Straßenbahnprojekte in Braunschweig explodieren mit Millionenkosten – Wohnungsbau hängt in der Luft
Francesco HeinrichStraßenbahnprojekte in Braunschweig explodieren mit Millionenkosten – Wohnungsbau hängt in der Luft
Die Kosten für zwei große Straßenbahnprojekte in der Region sind stark gestiegen. Die Verlängerung in Volkmarode wird nun voraussichtlich 58 Millionen Euro erreichen – deutlich über der ursprünglichen Schätzung. Auch beim Budget für die neue Strecke nach Rautheim wachsen die Bedenken.

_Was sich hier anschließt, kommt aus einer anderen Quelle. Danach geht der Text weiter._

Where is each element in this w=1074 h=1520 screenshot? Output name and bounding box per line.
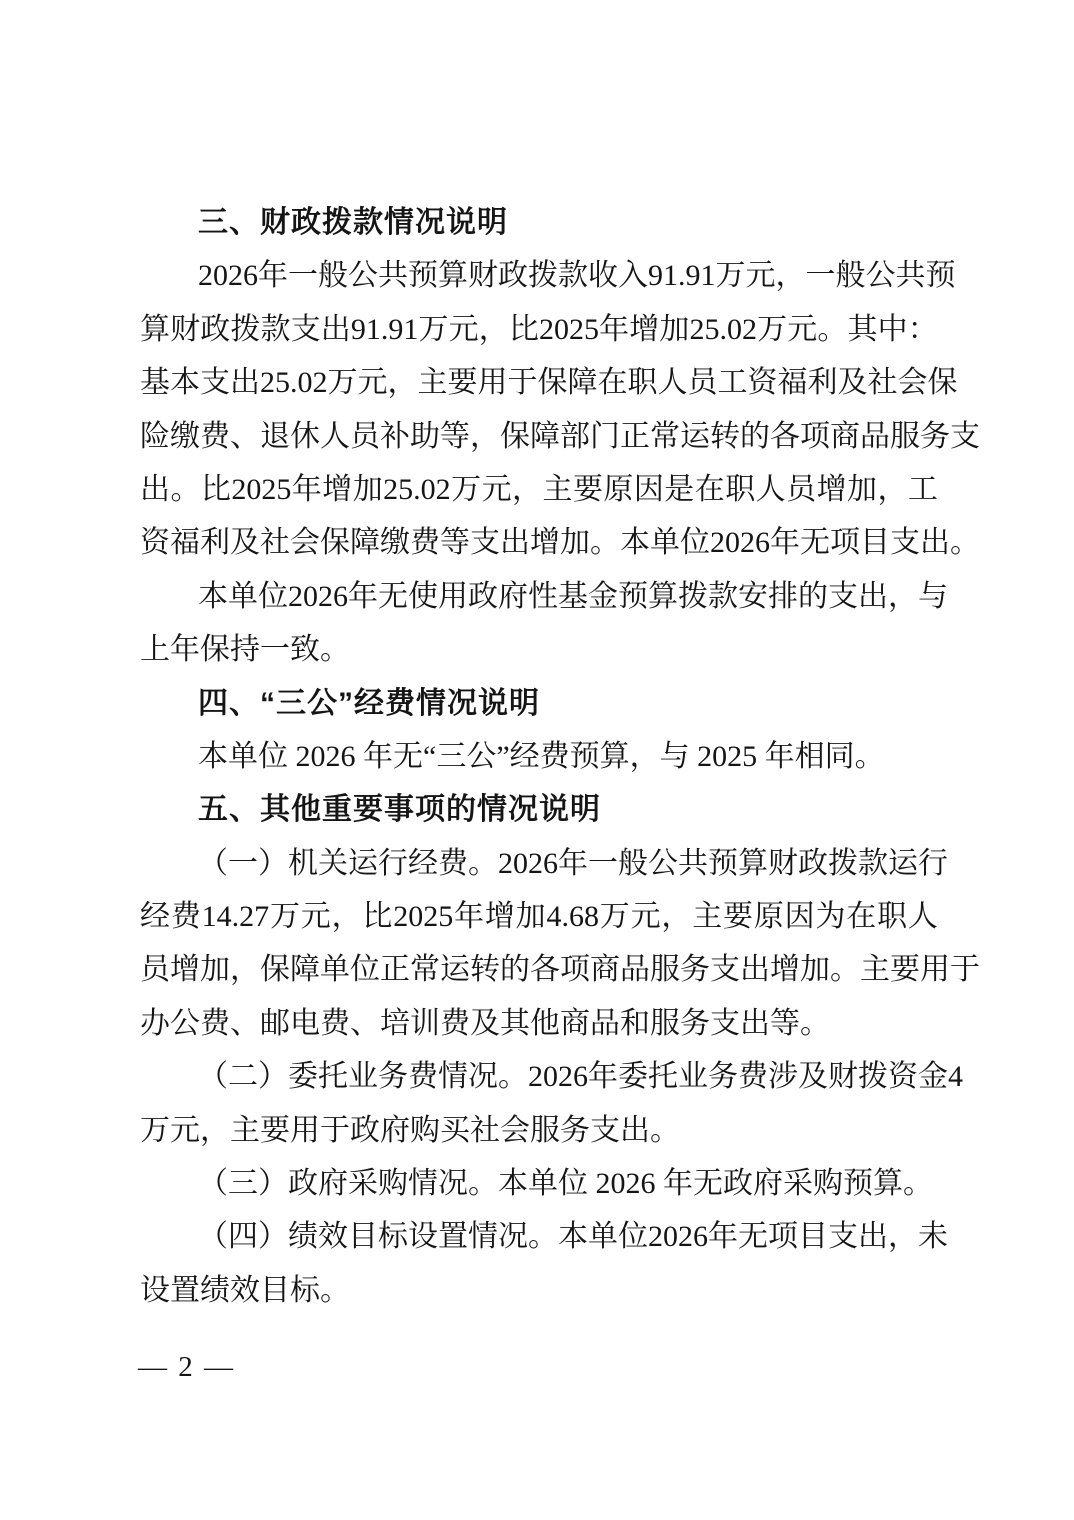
- text-token: 费: [200, 410, 230, 463]
- section-heading: 四、“三公”经费情况说明: [140, 677, 938, 730]
- text-token: 在: [598, 356, 628, 409]
- text-line: 本单位2026年无使用政府性基金预算拨款安排的支出，与: [140, 570, 938, 623]
- text-token: 加: [847, 463, 877, 516]
- text-token: 基: [140, 356, 170, 409]
- text-token: 元: [482, 463, 512, 516]
- text-token: 障: [530, 410, 560, 463]
- text-token: 运: [348, 837, 378, 890]
- text-token: 要: [448, 356, 478, 409]
- text-token: 2026: [198, 249, 258, 302]
- text-token: 拨: [858, 1050, 888, 1103]
- text-token: 业: [678, 1050, 708, 1103]
- text-token: 加: [516, 890, 546, 943]
- text-line: 员增加，保障单位正常运转的各项商品服务支出增加。主要用于: [140, 943, 938, 996]
- text-token: 缴: [380, 516, 410, 569]
- text-token: 绩: [288, 1210, 318, 1263]
- text-token: 等: [440, 516, 470, 569]
- text-token: 共: [896, 249, 926, 302]
- text-token: 年: [558, 837, 588, 890]
- text-token: 本: [198, 570, 228, 623]
- text-token: 目: [798, 1210, 828, 1263]
- text-token: 25.02: [260, 356, 328, 409]
- text-token: 障: [568, 356, 598, 409]
- text-token: 利: [808, 356, 838, 409]
- text-token: 人: [320, 410, 350, 463]
- text-token: 财: [468, 249, 498, 302]
- text-token: 等: [440, 410, 470, 463]
- text-token: 出: [140, 463, 170, 516]
- text-token: 拨: [678, 570, 708, 623]
- text-token: 2026: [648, 1210, 708, 1263]
- text-token: （: [198, 837, 228, 890]
- text-token: 置: [438, 1210, 468, 1263]
- text-token: 支: [828, 570, 858, 623]
- text-token: 关: [318, 837, 348, 890]
- text-token: 元: [631, 890, 661, 943]
- text-line: 本单位 2026 年无“三公”经费预算，与 2025 年相同。: [140, 730, 938, 783]
- text-token: 4: [948, 1050, 963, 1103]
- text-token: 职: [877, 890, 907, 943]
- text-token: 部: [560, 410, 590, 463]
- text-token: 比: [509, 303, 539, 356]
- text-token: ，: [332, 890, 362, 943]
- text-token: 运: [888, 837, 918, 890]
- text-token: 设: [408, 1210, 438, 1263]
- text-token: 般: [836, 249, 866, 302]
- text-token: 项: [560, 943, 590, 996]
- text-token: 支: [710, 943, 740, 996]
- text-token: 般: [318, 249, 348, 302]
- text-token: 款: [708, 570, 738, 623]
- text-token: 基: [558, 570, 588, 623]
- text-token: 公: [348, 249, 378, 302]
- text-token: 保: [538, 356, 568, 409]
- text-token: 保: [928, 356, 958, 409]
- text-token: 退: [260, 410, 290, 463]
- text-token: 财: [828, 1050, 858, 1103]
- text-token: 项: [768, 1210, 798, 1263]
- text-token: 年: [348, 570, 378, 623]
- text-token: 福: [170, 516, 200, 569]
- text-token: 会: [898, 356, 928, 409]
- text-token: 加: [800, 943, 830, 996]
- text-token: 财: [170, 303, 200, 356]
- text-token: 出: [858, 570, 888, 623]
- text-token: 标: [378, 1210, 408, 1263]
- text-token: 增: [629, 303, 659, 356]
- text-token: 元: [449, 303, 479, 356]
- text-line: （一）机关运行经费。2026年一般公共预算财政拨款运行: [140, 837, 938, 890]
- text-token: 位: [618, 1210, 648, 1263]
- text-token: 预: [708, 837, 738, 890]
- text-token: 万: [600, 890, 630, 943]
- text-token: 无: [738, 1210, 768, 1263]
- text-token: 2026: [498, 837, 558, 890]
- text-token: 本: [558, 1210, 588, 1263]
- text-token: 因: [634, 463, 664, 516]
- text-token: 年: [770, 516, 800, 569]
- text-token: 2025: [231, 463, 291, 516]
- text-line: 万元，主要用于政府购买社会服务支出。: [140, 1104, 938, 1157]
- text-token: 务: [378, 1050, 408, 1103]
- text-token: 职: [725, 463, 755, 516]
- text-token: 万: [270, 890, 300, 943]
- text-token: 万: [716, 249, 746, 302]
- document-page: 三、财政拨款情况说明2026年一般公共预算财政拨款收入91.91万元，一般公共预…: [0, 0, 1074, 1520]
- text-token: 政: [200, 303, 230, 356]
- text-token: 本: [170, 356, 200, 409]
- text-token: 。: [498, 1050, 528, 1103]
- text-token: 增: [770, 943, 800, 996]
- text-token: 加: [659, 303, 689, 356]
- text-token: 一: [806, 249, 836, 302]
- text-token: 支: [828, 1210, 858, 1263]
- text-token: 用: [438, 570, 468, 623]
- text-token: 商: [590, 943, 620, 996]
- text-token: 人: [658, 356, 688, 409]
- text-token: 增: [485, 890, 515, 943]
- text-token: 要: [573, 463, 603, 516]
- text-token: 员: [140, 943, 170, 996]
- text-token: 为: [815, 890, 845, 943]
- text-token: 委: [618, 1050, 648, 1103]
- text-token: 一: [228, 837, 258, 890]
- text-token: 社: [260, 516, 290, 569]
- text-token: 4.68: [546, 890, 599, 943]
- text-token: 元: [746, 249, 776, 302]
- text-token: 况: [468, 1050, 498, 1103]
- text-token: 共: [678, 837, 708, 890]
- text-token: 转: [710, 410, 740, 463]
- text-token: 的: [798, 570, 828, 623]
- text-token: 障: [350, 516, 380, 569]
- text-token: 安: [738, 570, 768, 623]
- text-token: 拨: [230, 303, 260, 356]
- text-token: 增: [530, 516, 560, 569]
- text-line: 经费14.27万元，比2025年增加4.68万元，主要原因为在职人: [140, 890, 938, 943]
- text-token: 2026: [288, 570, 348, 623]
- text-token: 金: [588, 570, 618, 623]
- text-token: 务: [920, 410, 950, 463]
- text-token: 拨: [528, 249, 558, 302]
- text-token: 、: [230, 410, 260, 463]
- text-token: ，: [230, 943, 260, 996]
- text-token: 增: [817, 463, 847, 516]
- text-token: ，: [877, 463, 907, 516]
- text-line: 险缴费、退休人员补助等，保障部门正常运转的各项商品服务支: [140, 410, 938, 463]
- text-token: 年: [258, 249, 288, 302]
- text-token: ，: [512, 463, 542, 516]
- text-token: 在: [846, 890, 876, 943]
- text-line: （二）委托业务费情况。2026年委托业务费涉及财拨资金4: [140, 1050, 938, 1103]
- text-token: 使: [408, 570, 438, 623]
- text-token: 出: [500, 516, 530, 569]
- text-token: 本: [620, 516, 650, 569]
- text-token: 支: [950, 410, 980, 463]
- text-token: 要: [890, 943, 920, 996]
- text-token: 保: [500, 410, 530, 463]
- text-token: 及: [230, 516, 260, 569]
- text-token: 出: [230, 356, 260, 409]
- text-line: 设置绩效目标。: [140, 1264, 938, 1317]
- text-token: 费: [438, 837, 468, 890]
- text-line: 出。比2025年增加25.02万元，主要原因是在职人员增加，工: [140, 463, 938, 516]
- text-token: 公: [648, 837, 678, 890]
- text-token: 目: [860, 516, 890, 569]
- text-token: （: [198, 1210, 228, 1263]
- text-token: 保: [320, 516, 350, 569]
- text-token: 转: [470, 943, 500, 996]
- text-token: 补: [380, 410, 410, 463]
- text-token: 缴: [170, 410, 200, 463]
- text-token: 费: [738, 1050, 768, 1103]
- text-token: 比: [201, 463, 231, 516]
- text-token: 常: [410, 943, 440, 996]
- text-token: 位: [258, 570, 288, 623]
- text-token: ，: [388, 356, 418, 409]
- text-token: 于: [508, 356, 538, 409]
- text-token: 位: [350, 943, 380, 996]
- text-token: 一: [288, 249, 318, 302]
- text-token: 资: [748, 356, 778, 409]
- text-token: 加: [353, 463, 383, 516]
- text-token: 利: [200, 516, 230, 569]
- text-token: 加: [200, 943, 230, 996]
- text-token: 年: [599, 303, 629, 356]
- text-token: 助: [410, 410, 440, 463]
- text-token: 2026: [528, 1050, 588, 1103]
- text-token: 万: [328, 356, 358, 409]
- text-token: 效: [318, 1210, 348, 1263]
- text-line: （三）政府采购情况。本单位 2026 年无政府采购预算。: [140, 1157, 938, 1210]
- text-token: 主: [692, 890, 722, 943]
- text-token: 常: [650, 410, 680, 463]
- text-token: 务: [680, 943, 710, 996]
- text-token: 出: [920, 516, 950, 569]
- text-token: 险: [140, 410, 170, 463]
- text-token: ，: [479, 303, 509, 356]
- text-token: 入: [618, 249, 648, 302]
- text-token: 及: [838, 356, 868, 409]
- text-token: 福: [778, 356, 808, 409]
- text-token: 职: [628, 356, 658, 409]
- text-token: 年: [708, 1210, 738, 1263]
- text-line: （四）绩效目标设置情况。本单位2026年无项目支出，未: [140, 1210, 938, 1263]
- text-token: ）: [258, 1050, 288, 1103]
- text-token: 未: [918, 1210, 948, 1263]
- text-token: 性: [528, 570, 558, 623]
- text-token: 政: [498, 249, 528, 302]
- text-token: 社: [868, 356, 898, 409]
- text-token: 单: [588, 1210, 618, 1263]
- text-token: 预: [926, 249, 956, 302]
- text-token: （: [198, 1050, 228, 1103]
- text-token: 款: [558, 249, 588, 302]
- text-token: 机: [288, 837, 318, 890]
- text-token: 2026: [710, 516, 770, 569]
- text-token: 主: [860, 943, 890, 996]
- text-token: 服: [890, 410, 920, 463]
- text-token: 政: [798, 837, 828, 890]
- text-token: 出: [321, 303, 351, 356]
- text-token: 共: [378, 249, 408, 302]
- text-token: 要: [723, 890, 753, 943]
- text-token: 原: [754, 890, 784, 943]
- text-token: 。: [468, 837, 498, 890]
- text-token: 况: [498, 1210, 528, 1263]
- text-token: 商: [830, 410, 860, 463]
- text-token: 增: [322, 463, 352, 516]
- text-token: 服: [650, 943, 680, 996]
- text-token: 。: [170, 463, 200, 516]
- text-token: 府: [498, 570, 528, 623]
- text-token: 费: [410, 516, 440, 569]
- text-token: 91.91: [351, 303, 419, 356]
- text-token: 人: [908, 890, 938, 943]
- text-token: 元: [301, 890, 331, 943]
- text-token: 金: [918, 1050, 948, 1103]
- text-line: 基本支出25.02万元，主要用于保障在职人员工资福利及社会保: [140, 356, 938, 409]
- text-token: 费: [171, 890, 201, 943]
- text-token: 元: [358, 356, 388, 409]
- text-token: 委: [288, 1050, 318, 1103]
- text-token: 品: [620, 943, 650, 996]
- text-token: 般: [618, 837, 648, 890]
- text-token: 款: [261, 303, 291, 356]
- text-line: 2026年一般公共预算财政拨款收入91.91万元，一般公共预: [140, 249, 938, 302]
- text-token: 比: [362, 890, 392, 943]
- text-token: 位: [680, 516, 710, 569]
- document-body: 三、财政拨款情况说明2026年一般公共预算财政拨款收入91.91万元，一般公共预…: [140, 196, 938, 1317]
- text-token: 。: [528, 1210, 558, 1263]
- text-token: 2025: [393, 890, 453, 943]
- text-token: 用: [478, 356, 508, 409]
- text-token: 经: [140, 890, 170, 943]
- text-token: 人: [756, 463, 786, 516]
- text-token: 算: [438, 249, 468, 302]
- text-token: 元: [787, 303, 817, 356]
- text-token: 出: [740, 943, 770, 996]
- text-token: 万: [419, 303, 449, 356]
- text-token: 算: [140, 303, 170, 356]
- text-token: 业: [348, 1050, 378, 1103]
- text-token: 保: [260, 943, 290, 996]
- text-token: 单: [320, 943, 350, 996]
- text-token: ，: [888, 570, 918, 623]
- text-token: ，: [776, 249, 806, 302]
- text-token: 工: [908, 463, 938, 516]
- text-token: 的: [500, 943, 530, 996]
- text-token: 预: [408, 249, 438, 302]
- text-token: 二: [228, 1050, 258, 1103]
- text-token: 其: [848, 303, 878, 356]
- text-token: 支: [200, 356, 230, 409]
- text-token: 25.02: [383, 463, 451, 516]
- text-token: 无: [800, 516, 830, 569]
- text-token: 主: [418, 356, 448, 409]
- text-token: 。: [950, 516, 980, 569]
- text-token: 在: [695, 463, 725, 516]
- text-token: 万: [757, 303, 787, 356]
- text-token: 于: [950, 943, 980, 996]
- text-token: 收: [588, 249, 618, 302]
- text-token: 财: [768, 837, 798, 890]
- text-token: 行: [378, 837, 408, 890]
- text-token: 目: [348, 1210, 378, 1263]
- text-token: 因: [785, 890, 815, 943]
- text-token: 经: [408, 837, 438, 890]
- text-token: 年: [292, 463, 322, 516]
- text-token: 是: [664, 463, 694, 516]
- text-token: 员: [786, 463, 816, 516]
- text-token: ：: [908, 303, 938, 356]
- text-token: 资: [888, 1050, 918, 1103]
- text-token: 25.02: [690, 303, 758, 356]
- text-line: 资福利及社会保障缴费等支出增加。本单位2026年无项目支出。: [140, 516, 938, 569]
- text-token: 2025: [539, 303, 599, 356]
- text-token: 各: [530, 943, 560, 996]
- text-token: 91.91: [648, 249, 716, 302]
- text-token: 中: [878, 303, 908, 356]
- section-heading: 三、财政拨款情况说明: [140, 196, 938, 249]
- text-token: 员: [350, 410, 380, 463]
- text-token: 与: [918, 570, 948, 623]
- page-number: — 2 —: [138, 1352, 235, 1382]
- text-token: 托: [648, 1050, 678, 1103]
- text-token: 。: [590, 516, 620, 569]
- text-token: 的: [740, 410, 770, 463]
- text-token: 一: [588, 837, 618, 890]
- text-token: 原: [603, 463, 633, 516]
- section-heading: 五、其他重要事项的情况说明: [140, 783, 938, 836]
- text-token: 算: [648, 570, 678, 623]
- text-token: 。: [830, 943, 860, 996]
- text-token: 托: [318, 1050, 348, 1103]
- text-token: 门: [590, 410, 620, 463]
- text-token: 款: [858, 837, 888, 890]
- text-token: 无: [378, 570, 408, 623]
- text-token: ，: [470, 410, 500, 463]
- text-token: 支: [890, 516, 920, 569]
- text-token: 会: [290, 516, 320, 569]
- text-token: 正: [380, 943, 410, 996]
- text-token: 各: [770, 410, 800, 463]
- text-line: 办公费、邮电费、培训费及其他商品和服务支出等。: [140, 997, 938, 1050]
- text-token: 正: [620, 410, 650, 463]
- text-token: 加: [560, 516, 590, 569]
- text-token: 项: [830, 516, 860, 569]
- text-token: 排: [768, 570, 798, 623]
- text-token: 运: [680, 410, 710, 463]
- text-token: 行: [918, 837, 948, 890]
- text-token: 运: [440, 943, 470, 996]
- text-token: 费: [408, 1050, 438, 1103]
- text-token: 障: [290, 943, 320, 996]
- text-token: 情: [468, 1210, 498, 1263]
- text-token: 增: [170, 943, 200, 996]
- text-token: 项: [800, 410, 830, 463]
- text-token: 支: [470, 516, 500, 569]
- text-token: ）: [258, 1210, 288, 1263]
- text-line: 算财政拨款支出91.91万元，比2025年增加25.02万元。其中：: [140, 303, 938, 356]
- text-token: 出: [858, 1210, 888, 1263]
- text-token: 及: [798, 1050, 828, 1103]
- text-token: 年: [588, 1050, 618, 1103]
- text-token: 14.27: [202, 890, 270, 943]
- text-token: 公: [866, 249, 896, 302]
- text-token: 政: [468, 570, 498, 623]
- text-token: ，: [661, 890, 691, 943]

Die Stadtverwaltung hat bestätigt, dass die Straßenbahnverlängerung in Volkmarode etwa 17 Millionen Euro teurer wird als zunächst geplant. Damit belaufen sich die Gesamtkosten auf rund 58 Millionen Euro. Die Steigerung folgt einem Trend steigender Ausgaben für die Verkehrsinfrastruktur in der Region.
Die komplett neue 3,5 Kilometer lange Straßenbahnstrecke von der Helmstedter Straße nach Rautheim war von vornherein mit höheren Kosten verbunden. Die aktuelle Schätzung liegt bei 52,4 Millionen Euro, doch Beamte warnen, dass die Summe weiter steigen könnte. Die Grünen haben bereits Sorgen vor weiteren Kostenüberschreitungen beim Rautheim-Projekt geäußert.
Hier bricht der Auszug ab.